45

6.4K 484 307
                                    

BASKIN!

Bugün pazardı. Muharrem efendi evinde olmalıydı.

Baskın yapacaktım. Ben, konuştuk her şey düzeldi sanıyorken o hâlâ uzak davranıyordu. Mesajlarıma cevap vermemek ne oluyordu ya? Bunu artık bizim yaş grubu bile yapmıyor.

Evinin kapısını alacaklı gibi çaldığımda kapı çok geçmeden açıldı. Aynur teyze başına aldığı tülbentle kapının arkasından bana baktı. Gözleri anlık olarak rahatlar bir ifadeye büründü. "Ay oğlum sen miydin? Ne diye kıracak gibi çalıyorsun?" dedi ve kapıyı sonuna kadar açıp içeriye buyur etti beni.

"Kusura bakma Aynur teyzeciğim. Oğlunla konuşmam gereken bir mevzu var." Ayakkabılarımı bir yandan çıkartıp içeriye girdim. Muharrem'in odasına ilerlemeden "Unutmadan annem sizi akşam yemeğine çağırıyor." dedim ve direkt karşı odaya daldım.

Aynur teyze arkamdan dış kapıyı kapatıp güldü.

Rahat rahat uyuyan Muharrem'i görünce dişlerimi sıktım. Şuna bak birde uyuyordu. Benim uykularım kaçarken hemde!

Odasının kapısını sertçe kapatınca yerinden sıçradı. Kapıya bakmadan sırtını döndü. "Anne düzgün kapa şu kapıyı ya!" Diye söylendi.

Herkese aslan oluyorsun bana gelince kedi oluyorssunn... tiktokta böyle bir abla vardı değil mi? Ne alakaydı bilmiyorum ama kızın sesi aniden beynimde yankılandı.

Sakin olacağını düşündüğüm adımlarla Muharrem'e ilerledim. O kadar çok dövmek istiyordum ki... Ama yaklaştıkça bu düşünce kalbimi ezdi geçti. Sanki kendime vurmuşum gibi canım acıdı. Daha vurmamıştım sadece düşünmüştüm halbuki... Neyse demek ki şiddet olmayacaktı. İyi güzel...

Kafasının üzerinde birinin dikildiğini fark edince huzursuzlanarak kımıldadı. Tek gözünü açıp bana baktı. "Serkan?"

Ellerimi göğsümde bağlarken kaşlarımı havaya kaldırdım. "Serkan ya! Serkan! Evet. Uyan çabuk." dedim.

Muharrem gözlerini kırpıştırırken anlamsız anlamsız yüzüme bakıyordu. Uyku sersemliği geçene kadar ayakta bekledim.

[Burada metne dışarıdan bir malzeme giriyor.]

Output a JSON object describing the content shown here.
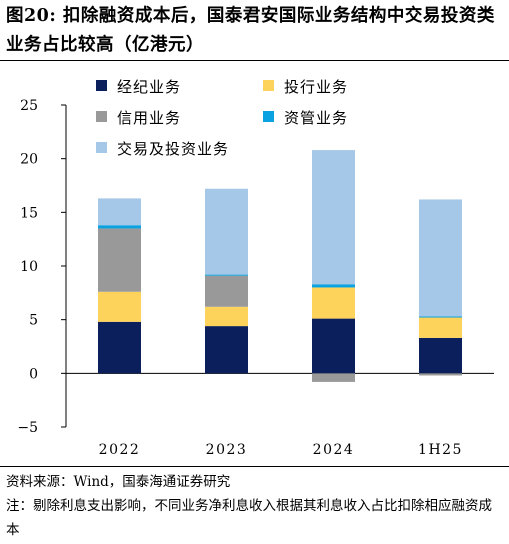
{
  "title": "图20:  扣除融资成本后，国泰君安国际业务结构中交易投资类业务占比较高（亿港元）",
  "source": "资料来源：Wind，国泰海通证券研究",
  "note": "注：剔除利息支出影响，不同业务净利息收入根据其利息收入占比扣除相应融资成本",
  "chart_data": {
    "type": "bar",
    "stacked": true,
    "categories": [
      "2022",
      "2023",
      "2024",
      "1H25"
    ],
    "ylim": [
      -5,
      25
    ],
    "yticks": [
      -5,
      0,
      5,
      10,
      15,
      20,
      25
    ],
    "legend_position": "top-left",
    "series": [
      {
        "name": "经纪业务",
        "color": "#0a1f5c",
        "values": [
          4.8,
          4.4,
          5.1,
          3.3
        ]
      },
      {
        "name": "投行业务",
        "color": "#fdd35c",
        "values": [
          2.8,
          1.8,
          2.9,
          1.9
        ]
      },
      {
        "name": "信用业务",
        "color": "#999999",
        "values": [
          5.9,
          2.9,
          -0.8,
          -0.2
        ]
      },
      {
        "name": "资管业务",
        "color": "#0aa2e0",
        "values": [
          0.3,
          0.1,
          0.3,
          0.1
        ]
      },
      {
        "name": "交易及投资业务",
        "color": "#a6c8e8",
        "values": [
          2.5,
          8.0,
          12.5,
          10.9
        ]
      }
    ]
  }
}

Geçen haftalara kadar uzandığı yatakta uyuyor, bulunduğumuz odada ders çalışıyordum.

Uykudan yeni uyandığı için kalın sesiyle "Ne için geldin?" dedi.

"Gelme sebebim belli." Dedim ters ters.

Muharrem yataktan çıkmadan sadece sırtını başlığa yasladı ve bacaklarına yorganı örttü. "Serkan, oyalama beni hadi çok uykum var. Ne istiyorsan söyle ve git." dedi.

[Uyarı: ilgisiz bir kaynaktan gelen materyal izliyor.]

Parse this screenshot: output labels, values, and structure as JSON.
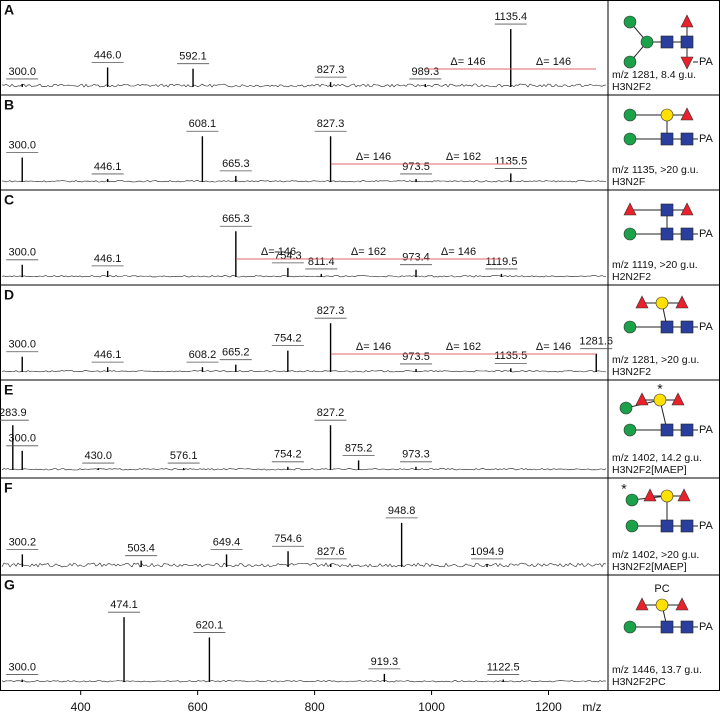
{
  "chart_data": [
    {
      "type": "spectrum",
      "label": "A",
      "x": [
        300.0,
        446.0,
        592.1,
        827.3,
        989.3,
        1135.4
      ],
      "x_labels": [
        "300.0",
        "446.0",
        "592.1",
        "827.3",
        "989.3",
        "1135.4"
      ],
      "values": [
        5,
        32,
        30,
        8,
        5,
        95
      ],
      "xlim": [
        262,
        1300
      ],
      "ylim": [
        0,
        100
      ],
      "deltas": [
        "Δ= 146",
        "Δ= 146"
      ],
      "precursor": "m/z 1281, 8.4 g.u.",
      "composition": "H3N2F2",
      "reducing_end": "PA",
      "color": "#000000",
      "delta_color": "#e06666"
    },
    {
      "type": "spectrum",
      "label": "B",
      "x": [
        300.0,
        446.1,
        608.1,
        665.3,
        827.3,
        973.5,
        1135.5
      ],
      "x_labels": [
        "300.0",
        "446.1",
        "608.1",
        "665.3",
        "827.3",
        "973.5",
        "1135.5"
      ],
      "values": [
        40,
        5,
        75,
        10,
        75,
        5,
        14
      ],
      "xlim": [
        262,
        1300
      ],
      "ylim": [
        0,
        100
      ],
      "deltas": [
        "Δ= 146",
        "Δ= 162"
      ],
      "precursor": "m/z 1135, >20 g.u.",
      "composition": "H3N2F",
      "reducing_end": "PA",
      "color": "#000000",
      "delta_color": "#e06666"
    },
    {
      "type": "spectrum",
      "label": "C",
      "x": [
        300.0,
        446.1,
        665.3,
        754.3,
        811.4,
        973.4,
        1119.5
      ],
      "x_labels": [
        "300.0",
        "446.1",
        "665.3",
        "754.3",
        "811.4",
        "973.4",
        "1119.5"
      ],
      "values": [
        20,
        10,
        75,
        15,
        5,
        12,
        5
      ],
      "xlim": [
        262,
        1300
      ],
      "ylim": [
        0,
        100
      ],
      "deltas": [
        "Δ= 146",
        "Δ= 162",
        "Δ= 146"
      ],
      "precursor": "m/z 1119, >20 g.u.",
      "composition": "H2N2F2",
      "reducing_end": "PA",
      "color": "#000000",
      "delta_color": "#e06666"
    },
    {
      "type": "spectrum",
      "label": "D",
      "x": [
        300.0,
        446.1,
        608.2,
        665.2,
        754.2,
        827.3,
        973.5,
        1135.5,
        1281.6
      ],
      "x_labels": [
        "300.0",
        "446.1",
        "608.2",
        "665.2",
        "754.2",
        "827.3",
        "973.5",
        "1135.5",
        "1281.6"
      ],
      "values": [
        25,
        8,
        8,
        12,
        35,
        80,
        5,
        6,
        30
      ],
      "xlim": [
        262,
        1300
      ],
      "ylim": [
        0,
        100
      ],
      "deltas": [
        "Δ= 146",
        "Δ= 162",
        "Δ= 146"
      ],
      "precursor": "m/z 1281, >20 g.u.",
      "composition": "H3N2F2",
      "reducing_end": "PA",
      "color": "#000000",
      "delta_color": "#e06666"
    },
    {
      "type": "spectrum",
      "label": "E",
      "x": [
        283.9,
        300.0,
        430.0,
        576.1,
        754.2,
        827.2,
        875.2,
        973.3
      ],
      "x_labels": [
        "283.9",
        "300.0",
        "430.0",
        "576.1",
        "754.2",
        "827.2",
        "875.2",
        "973.3"
      ],
      "values": [
        70,
        30,
        3,
        3,
        5,
        70,
        15,
        5
      ],
      "xlim": [
        262,
        1300
      ],
      "ylim": [
        0,
        100
      ],
      "deltas": [],
      "precursor": "m/z 1402, 14.2 g.u.",
      "composition": "H3N2F2[MAEP]",
      "reducing_end": "PA",
      "annotation": "*",
      "color": "#000000",
      "delta_color": "#e06666"
    },
    {
      "type": "spectrum",
      "label": "F",
      "x": [
        300.2,
        503.4,
        649.4,
        754.6,
        827.6,
        948.8,
        1094.9
      ],
      "x_labels": [
        "300.2",
        "503.4",
        "649.4",
        "754.6",
        "827.6",
        "948.8",
        "1094.9"
      ],
      "values": [
        20,
        10,
        20,
        25,
        5,
        70,
        5
      ],
      "xlim": [
        262,
        1300
      ],
      "ylim": [
        0,
        100
      ],
      "deltas": [],
      "precursor": "m/z 1402, >20 g.u.",
      "composition": "H3N2F2[MAEP]",
      "reducing_end": "PA",
      "annotation": "*",
      "color": "#000000",
      "delta_color": "#e06666"
    },
    {
      "type": "spectrum",
      "label": "G",
      "x": [
        300.0,
        474.1,
        620.1,
        919.3,
        1122.5
      ],
      "x_labels": [
        "300.0",
        "474.1",
        "620.1",
        "919.3",
        "1122.5"
      ],
      "values": [
        3,
        80,
        55,
        10,
        3
      ],
      "xlim": [
        262,
        1300
      ],
      "ylim": [
        0,
        100
      ],
      "xticks": [
        400,
        600,
        800,
        1000,
        1200
      ],
      "xlabel": "m/z",
      "deltas": [],
      "precursor": "m/z 1446, 13.7 g.u.",
      "composition": "H3N2F2PC",
      "reducing_end": "PA",
      "substituent": "PC",
      "color": "#000000",
      "delta_color": "#e06666"
    }
  ]
}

Sinirden çatılmış kaşlarım hayal kırıklığıyla havalandı. Nefes alışverişim hızlandı. Ciddi anlamda kalbimin kırıldığını hissettim. Daha yavaş çalışıyordu sanki. Yanaklarımın yanmaya başladığını hissediyordum.

Bu nasıl konuşma şekliydi?

"Ne?" dedim deminki ses tonumdan çok uzak daha sakin hatta sessiz...

Ayakta durmak zorlaşmaya başlayınca ayak ucuna oturdum. Hemen yelkenleri suya indirmiştim. Güçlü kalamamıştım. İlk cümlesiyle kırmıştı kalbimi.

"Muharrem ne oluyor? Ne bu soğukluk, neden böyle konuşuyorsun?" Ilımlı konuşmaya başlamıştım.

Muharrem sert bakışlarını tam gözlerimin içine diktiğinde gözlerimi kaçırdım. "Bitirmek isteyen sendin. Bitirdim işte."

"O, olanları bilmeden önceydi." dedim. Hala sesim bir tarafıma kaçmış gibiyidi. Ağlayacak gibi hissediyordum ama karşısında ağlamakta istemiyordum.